Les opérations d'évasion étaient généralement coordonnées par un seul officier dans chaque camp, pour s'assurer que les évadés ne gênaient pas les plans des uns et des autres. Des efforts ingénieux ont été faits pour falsifier des documents, des uniformes allemands et des vêtements civils pour les évadés, ainsi que pour les équiper d'outils d'évacuation.

L'organisation d'évasion britannique MI9 et son homologue américain MIS-X les ont aidés, en contrebande d'outils, d'informations et de composants pour les radios pour les garder en contact avec leur domicile.
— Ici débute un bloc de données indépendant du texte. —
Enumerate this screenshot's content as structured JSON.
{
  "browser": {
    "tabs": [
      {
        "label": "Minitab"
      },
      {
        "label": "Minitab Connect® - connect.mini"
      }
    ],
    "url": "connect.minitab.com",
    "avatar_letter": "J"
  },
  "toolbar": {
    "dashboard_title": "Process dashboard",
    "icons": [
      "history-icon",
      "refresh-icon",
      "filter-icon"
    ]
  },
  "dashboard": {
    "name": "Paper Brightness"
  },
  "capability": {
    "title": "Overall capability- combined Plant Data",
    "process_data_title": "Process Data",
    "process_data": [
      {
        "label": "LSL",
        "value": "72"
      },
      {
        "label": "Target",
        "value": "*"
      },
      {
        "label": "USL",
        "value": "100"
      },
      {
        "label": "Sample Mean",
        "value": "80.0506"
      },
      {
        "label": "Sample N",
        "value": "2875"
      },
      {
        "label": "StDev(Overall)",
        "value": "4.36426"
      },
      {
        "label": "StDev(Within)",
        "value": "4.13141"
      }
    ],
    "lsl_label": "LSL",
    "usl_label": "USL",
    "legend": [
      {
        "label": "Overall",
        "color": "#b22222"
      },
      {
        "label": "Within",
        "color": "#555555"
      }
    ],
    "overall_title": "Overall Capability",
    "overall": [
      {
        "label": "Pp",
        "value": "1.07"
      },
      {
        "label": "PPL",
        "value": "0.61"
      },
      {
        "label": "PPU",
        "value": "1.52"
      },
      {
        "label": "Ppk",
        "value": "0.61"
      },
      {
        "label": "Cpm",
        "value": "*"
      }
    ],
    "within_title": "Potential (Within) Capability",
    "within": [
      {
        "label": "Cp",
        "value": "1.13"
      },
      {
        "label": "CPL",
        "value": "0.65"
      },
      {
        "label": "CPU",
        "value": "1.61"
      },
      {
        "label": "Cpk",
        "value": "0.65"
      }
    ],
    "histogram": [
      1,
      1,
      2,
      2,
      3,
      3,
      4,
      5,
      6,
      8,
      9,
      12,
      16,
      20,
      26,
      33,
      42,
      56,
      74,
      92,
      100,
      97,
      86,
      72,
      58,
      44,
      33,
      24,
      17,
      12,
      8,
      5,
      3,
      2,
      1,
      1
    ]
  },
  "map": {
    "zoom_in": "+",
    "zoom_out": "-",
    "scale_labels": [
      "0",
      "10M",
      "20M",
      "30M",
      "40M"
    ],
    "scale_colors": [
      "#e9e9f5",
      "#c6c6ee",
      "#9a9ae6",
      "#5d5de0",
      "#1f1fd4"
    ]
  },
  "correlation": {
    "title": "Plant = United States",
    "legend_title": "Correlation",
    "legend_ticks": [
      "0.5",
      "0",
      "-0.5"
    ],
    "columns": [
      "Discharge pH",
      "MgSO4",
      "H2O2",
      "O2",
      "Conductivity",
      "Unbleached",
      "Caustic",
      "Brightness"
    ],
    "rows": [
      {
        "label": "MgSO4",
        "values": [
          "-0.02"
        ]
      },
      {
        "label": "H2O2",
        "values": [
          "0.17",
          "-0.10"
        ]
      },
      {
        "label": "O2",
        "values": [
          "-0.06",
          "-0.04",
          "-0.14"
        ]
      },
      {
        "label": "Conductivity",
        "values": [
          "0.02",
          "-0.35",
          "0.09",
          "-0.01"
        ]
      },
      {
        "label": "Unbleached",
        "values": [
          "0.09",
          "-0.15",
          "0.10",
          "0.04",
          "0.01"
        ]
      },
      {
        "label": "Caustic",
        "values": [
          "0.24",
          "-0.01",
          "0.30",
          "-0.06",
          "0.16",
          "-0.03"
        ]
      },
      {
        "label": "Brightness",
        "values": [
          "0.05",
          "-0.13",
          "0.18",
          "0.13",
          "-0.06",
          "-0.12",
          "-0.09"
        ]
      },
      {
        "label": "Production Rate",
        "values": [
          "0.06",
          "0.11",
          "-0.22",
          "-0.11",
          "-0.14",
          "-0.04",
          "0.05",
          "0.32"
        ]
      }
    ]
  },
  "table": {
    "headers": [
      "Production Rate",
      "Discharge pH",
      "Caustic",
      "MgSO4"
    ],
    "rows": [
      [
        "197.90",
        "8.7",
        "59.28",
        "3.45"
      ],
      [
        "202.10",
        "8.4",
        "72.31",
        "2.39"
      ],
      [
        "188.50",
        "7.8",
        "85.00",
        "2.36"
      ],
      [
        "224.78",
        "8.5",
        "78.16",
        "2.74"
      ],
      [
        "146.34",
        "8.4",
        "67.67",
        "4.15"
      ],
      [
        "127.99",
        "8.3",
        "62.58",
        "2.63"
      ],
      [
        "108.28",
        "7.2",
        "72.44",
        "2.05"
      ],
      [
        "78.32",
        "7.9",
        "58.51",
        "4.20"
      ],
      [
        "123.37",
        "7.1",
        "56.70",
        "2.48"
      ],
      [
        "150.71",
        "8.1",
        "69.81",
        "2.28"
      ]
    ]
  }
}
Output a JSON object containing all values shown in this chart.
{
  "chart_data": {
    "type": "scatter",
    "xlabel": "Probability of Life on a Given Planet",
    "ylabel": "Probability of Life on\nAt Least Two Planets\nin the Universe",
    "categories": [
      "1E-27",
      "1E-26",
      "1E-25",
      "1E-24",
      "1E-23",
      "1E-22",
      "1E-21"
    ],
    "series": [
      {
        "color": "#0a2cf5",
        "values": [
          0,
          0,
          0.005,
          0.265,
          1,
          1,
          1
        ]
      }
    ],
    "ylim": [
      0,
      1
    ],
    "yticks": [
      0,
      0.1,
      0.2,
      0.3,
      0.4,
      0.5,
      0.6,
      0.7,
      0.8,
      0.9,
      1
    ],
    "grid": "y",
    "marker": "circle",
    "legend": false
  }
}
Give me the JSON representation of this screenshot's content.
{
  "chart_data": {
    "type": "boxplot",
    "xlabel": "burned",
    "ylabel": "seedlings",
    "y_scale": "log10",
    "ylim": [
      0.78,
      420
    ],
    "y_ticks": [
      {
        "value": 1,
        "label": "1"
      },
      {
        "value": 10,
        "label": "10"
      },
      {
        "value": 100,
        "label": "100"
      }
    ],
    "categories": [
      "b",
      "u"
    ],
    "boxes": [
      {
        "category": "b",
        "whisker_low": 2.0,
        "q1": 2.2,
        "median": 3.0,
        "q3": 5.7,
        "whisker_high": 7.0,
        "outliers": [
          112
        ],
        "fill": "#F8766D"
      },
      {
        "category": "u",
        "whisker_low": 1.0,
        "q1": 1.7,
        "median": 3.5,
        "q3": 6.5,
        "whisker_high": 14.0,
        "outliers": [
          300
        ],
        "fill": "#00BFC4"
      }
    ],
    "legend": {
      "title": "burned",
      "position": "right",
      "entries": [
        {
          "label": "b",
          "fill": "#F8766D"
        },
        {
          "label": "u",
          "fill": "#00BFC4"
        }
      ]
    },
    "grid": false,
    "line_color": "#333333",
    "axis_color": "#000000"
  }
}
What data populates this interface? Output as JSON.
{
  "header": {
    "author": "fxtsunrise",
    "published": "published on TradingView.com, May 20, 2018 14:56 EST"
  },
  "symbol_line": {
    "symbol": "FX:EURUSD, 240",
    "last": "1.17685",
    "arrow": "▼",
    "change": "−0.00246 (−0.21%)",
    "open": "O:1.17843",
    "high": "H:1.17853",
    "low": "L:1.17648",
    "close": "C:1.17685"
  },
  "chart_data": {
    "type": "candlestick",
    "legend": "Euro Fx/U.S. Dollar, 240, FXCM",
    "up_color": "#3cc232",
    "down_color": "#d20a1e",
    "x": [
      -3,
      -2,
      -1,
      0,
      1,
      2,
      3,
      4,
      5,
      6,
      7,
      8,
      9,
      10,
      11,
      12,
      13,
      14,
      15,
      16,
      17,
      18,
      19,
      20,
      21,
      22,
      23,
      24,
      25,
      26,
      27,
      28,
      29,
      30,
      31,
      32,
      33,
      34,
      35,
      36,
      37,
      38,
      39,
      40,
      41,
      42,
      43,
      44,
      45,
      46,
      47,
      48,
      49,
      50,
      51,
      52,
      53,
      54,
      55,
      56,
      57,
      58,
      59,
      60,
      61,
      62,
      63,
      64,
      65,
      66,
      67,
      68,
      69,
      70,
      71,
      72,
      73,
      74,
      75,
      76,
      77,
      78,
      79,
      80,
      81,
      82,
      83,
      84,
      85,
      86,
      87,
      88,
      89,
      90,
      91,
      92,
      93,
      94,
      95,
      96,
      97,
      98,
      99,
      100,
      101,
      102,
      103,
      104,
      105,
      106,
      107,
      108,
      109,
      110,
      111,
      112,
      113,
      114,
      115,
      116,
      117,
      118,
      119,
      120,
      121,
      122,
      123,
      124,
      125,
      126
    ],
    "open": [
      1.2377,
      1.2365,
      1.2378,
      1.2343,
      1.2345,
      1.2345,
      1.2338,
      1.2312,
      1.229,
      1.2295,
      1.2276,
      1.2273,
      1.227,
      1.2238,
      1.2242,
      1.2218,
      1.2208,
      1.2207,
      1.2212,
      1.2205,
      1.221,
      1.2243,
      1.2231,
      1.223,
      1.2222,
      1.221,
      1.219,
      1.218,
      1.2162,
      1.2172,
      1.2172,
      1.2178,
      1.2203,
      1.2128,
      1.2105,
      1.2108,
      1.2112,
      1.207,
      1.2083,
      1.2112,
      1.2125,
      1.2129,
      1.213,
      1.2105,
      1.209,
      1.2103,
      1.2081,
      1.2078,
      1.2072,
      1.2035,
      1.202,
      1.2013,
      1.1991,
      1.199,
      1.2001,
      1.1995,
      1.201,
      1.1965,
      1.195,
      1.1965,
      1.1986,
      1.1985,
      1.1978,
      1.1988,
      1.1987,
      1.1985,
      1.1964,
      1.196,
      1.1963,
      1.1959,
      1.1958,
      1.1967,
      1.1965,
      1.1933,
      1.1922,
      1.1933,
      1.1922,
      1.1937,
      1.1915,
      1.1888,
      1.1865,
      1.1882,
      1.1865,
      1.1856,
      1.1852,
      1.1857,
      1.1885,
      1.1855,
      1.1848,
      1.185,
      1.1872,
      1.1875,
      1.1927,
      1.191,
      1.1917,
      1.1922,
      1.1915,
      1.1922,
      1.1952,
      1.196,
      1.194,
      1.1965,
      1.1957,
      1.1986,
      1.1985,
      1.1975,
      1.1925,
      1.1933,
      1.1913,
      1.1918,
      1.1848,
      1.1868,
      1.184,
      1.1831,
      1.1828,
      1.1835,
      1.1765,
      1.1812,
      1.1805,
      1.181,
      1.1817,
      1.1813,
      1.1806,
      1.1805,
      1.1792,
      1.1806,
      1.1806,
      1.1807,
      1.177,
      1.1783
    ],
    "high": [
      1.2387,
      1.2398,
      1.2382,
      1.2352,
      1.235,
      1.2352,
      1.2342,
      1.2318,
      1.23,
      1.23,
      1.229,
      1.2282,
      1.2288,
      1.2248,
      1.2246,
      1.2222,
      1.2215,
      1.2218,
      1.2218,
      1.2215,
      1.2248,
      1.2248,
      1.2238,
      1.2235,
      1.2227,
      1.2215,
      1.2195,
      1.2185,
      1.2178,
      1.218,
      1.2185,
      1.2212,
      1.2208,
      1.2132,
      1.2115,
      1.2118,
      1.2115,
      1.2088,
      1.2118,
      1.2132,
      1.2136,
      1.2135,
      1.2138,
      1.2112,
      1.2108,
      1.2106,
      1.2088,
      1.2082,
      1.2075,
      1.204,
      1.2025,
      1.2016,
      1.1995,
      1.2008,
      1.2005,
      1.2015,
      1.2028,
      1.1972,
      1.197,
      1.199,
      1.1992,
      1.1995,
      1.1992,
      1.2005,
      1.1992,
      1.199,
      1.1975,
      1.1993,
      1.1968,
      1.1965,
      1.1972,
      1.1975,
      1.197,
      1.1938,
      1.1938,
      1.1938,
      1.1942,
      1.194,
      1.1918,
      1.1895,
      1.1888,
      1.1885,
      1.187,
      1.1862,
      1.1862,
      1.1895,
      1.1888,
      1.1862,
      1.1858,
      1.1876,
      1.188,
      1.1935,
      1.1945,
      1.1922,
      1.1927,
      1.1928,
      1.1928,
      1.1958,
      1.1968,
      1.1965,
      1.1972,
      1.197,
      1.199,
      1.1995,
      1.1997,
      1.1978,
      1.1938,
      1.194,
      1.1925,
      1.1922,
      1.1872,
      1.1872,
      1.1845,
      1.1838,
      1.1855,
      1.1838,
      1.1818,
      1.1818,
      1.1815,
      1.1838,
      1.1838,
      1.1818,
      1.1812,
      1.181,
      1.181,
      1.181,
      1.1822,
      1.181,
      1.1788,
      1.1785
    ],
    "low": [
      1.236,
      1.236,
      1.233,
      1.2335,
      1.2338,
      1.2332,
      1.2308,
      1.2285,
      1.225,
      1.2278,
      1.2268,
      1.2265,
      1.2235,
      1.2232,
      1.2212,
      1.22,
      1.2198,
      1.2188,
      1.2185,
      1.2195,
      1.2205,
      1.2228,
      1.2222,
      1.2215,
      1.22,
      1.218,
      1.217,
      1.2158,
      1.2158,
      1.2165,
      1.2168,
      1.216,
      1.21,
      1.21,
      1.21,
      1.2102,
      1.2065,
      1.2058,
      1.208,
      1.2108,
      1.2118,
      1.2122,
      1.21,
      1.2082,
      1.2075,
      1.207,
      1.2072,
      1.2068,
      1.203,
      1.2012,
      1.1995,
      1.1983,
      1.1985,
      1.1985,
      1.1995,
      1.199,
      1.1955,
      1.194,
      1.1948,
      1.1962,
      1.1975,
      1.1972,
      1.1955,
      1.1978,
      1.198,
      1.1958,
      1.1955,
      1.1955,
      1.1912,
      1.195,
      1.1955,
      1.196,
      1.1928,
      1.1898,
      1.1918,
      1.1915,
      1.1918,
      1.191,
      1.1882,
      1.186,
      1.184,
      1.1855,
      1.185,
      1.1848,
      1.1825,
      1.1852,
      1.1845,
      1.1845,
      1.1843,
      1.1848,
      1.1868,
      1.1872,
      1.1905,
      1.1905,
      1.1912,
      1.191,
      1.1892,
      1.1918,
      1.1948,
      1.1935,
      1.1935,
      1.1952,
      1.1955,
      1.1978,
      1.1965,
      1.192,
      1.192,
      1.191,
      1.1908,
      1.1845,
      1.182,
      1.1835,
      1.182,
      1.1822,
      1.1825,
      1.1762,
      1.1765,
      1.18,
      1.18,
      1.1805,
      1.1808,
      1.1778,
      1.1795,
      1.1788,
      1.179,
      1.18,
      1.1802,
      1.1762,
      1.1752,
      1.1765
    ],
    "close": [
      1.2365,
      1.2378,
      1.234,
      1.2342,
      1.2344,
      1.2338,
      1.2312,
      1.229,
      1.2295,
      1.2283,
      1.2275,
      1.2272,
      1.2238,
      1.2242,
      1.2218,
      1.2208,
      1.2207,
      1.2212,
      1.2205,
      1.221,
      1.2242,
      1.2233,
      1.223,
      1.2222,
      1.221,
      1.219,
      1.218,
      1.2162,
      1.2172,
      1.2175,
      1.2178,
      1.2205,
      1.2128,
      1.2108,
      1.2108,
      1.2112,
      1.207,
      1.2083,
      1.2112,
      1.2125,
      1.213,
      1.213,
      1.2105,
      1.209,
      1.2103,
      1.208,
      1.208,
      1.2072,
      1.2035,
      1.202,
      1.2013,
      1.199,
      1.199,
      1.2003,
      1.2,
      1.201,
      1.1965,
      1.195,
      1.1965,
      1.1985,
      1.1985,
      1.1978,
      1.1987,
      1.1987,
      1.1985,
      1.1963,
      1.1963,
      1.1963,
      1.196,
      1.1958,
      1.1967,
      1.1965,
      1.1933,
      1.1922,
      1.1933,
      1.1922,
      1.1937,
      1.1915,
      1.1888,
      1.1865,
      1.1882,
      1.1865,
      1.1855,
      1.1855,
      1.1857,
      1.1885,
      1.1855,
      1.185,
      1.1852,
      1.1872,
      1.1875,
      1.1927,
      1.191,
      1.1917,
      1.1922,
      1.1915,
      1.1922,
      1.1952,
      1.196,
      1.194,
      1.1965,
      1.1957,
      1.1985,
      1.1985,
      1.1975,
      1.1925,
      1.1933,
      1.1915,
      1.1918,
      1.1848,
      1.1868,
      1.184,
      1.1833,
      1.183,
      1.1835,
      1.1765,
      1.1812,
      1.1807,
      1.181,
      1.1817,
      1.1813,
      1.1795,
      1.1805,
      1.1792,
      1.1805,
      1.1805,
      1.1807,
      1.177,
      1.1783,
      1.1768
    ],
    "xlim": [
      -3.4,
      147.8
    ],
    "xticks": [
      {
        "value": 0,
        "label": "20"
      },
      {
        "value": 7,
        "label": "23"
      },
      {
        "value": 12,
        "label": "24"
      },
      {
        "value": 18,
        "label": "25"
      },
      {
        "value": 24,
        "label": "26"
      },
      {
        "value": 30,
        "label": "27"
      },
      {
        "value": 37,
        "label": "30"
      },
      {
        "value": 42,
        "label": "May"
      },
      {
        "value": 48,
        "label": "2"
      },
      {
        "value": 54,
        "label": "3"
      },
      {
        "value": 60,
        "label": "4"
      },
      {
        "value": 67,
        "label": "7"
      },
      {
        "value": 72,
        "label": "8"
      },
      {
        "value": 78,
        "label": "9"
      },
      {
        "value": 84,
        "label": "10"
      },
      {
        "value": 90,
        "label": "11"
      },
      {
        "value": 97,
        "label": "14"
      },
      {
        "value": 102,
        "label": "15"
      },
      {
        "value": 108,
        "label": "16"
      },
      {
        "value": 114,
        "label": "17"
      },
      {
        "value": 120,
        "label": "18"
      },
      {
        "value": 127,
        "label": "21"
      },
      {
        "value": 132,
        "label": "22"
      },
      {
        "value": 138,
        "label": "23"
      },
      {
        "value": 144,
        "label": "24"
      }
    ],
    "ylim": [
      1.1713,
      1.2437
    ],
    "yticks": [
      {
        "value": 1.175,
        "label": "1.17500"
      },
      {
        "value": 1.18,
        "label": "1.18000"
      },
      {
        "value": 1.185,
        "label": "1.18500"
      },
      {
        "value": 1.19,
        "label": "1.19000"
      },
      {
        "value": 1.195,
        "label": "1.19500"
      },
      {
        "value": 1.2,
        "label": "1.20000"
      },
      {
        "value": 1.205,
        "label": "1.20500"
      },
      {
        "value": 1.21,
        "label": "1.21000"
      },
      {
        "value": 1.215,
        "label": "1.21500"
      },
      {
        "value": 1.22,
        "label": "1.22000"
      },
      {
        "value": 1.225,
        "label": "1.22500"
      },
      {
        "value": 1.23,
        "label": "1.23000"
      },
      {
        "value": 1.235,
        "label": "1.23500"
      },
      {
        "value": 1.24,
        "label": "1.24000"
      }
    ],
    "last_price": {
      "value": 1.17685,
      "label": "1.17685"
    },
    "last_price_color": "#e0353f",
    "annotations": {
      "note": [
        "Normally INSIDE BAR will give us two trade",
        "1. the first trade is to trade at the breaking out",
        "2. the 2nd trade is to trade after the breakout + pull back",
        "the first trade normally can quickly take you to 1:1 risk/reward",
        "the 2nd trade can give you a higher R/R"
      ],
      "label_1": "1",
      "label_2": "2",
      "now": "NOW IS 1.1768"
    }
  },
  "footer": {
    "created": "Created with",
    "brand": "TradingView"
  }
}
Lisez une autre histoire de notre part: War Crime? Un gardien de camp de l'Utah a ouvert le feu sur des prisonniers de guerre allemands après la fin de la guerre

1200 soldats américains s'échappent du camp de prisonniers de guerre à Limburg, Allemagne
1200 soldats américains s'échappent du camp de prisonniers de guerre à Limburg, Allemagne

Bien que de nombreux prisonniers de guerre aient passé des années à souffrir de la faim et de mauvais traitements dans les camps de prisonniers, peu ont été brisés par l'expérience. Leur force a été démontrée dans leurs efforts pour s'aider eux-mêmes ainsi que les autres à prospérer et à s'échapper contre toute attente.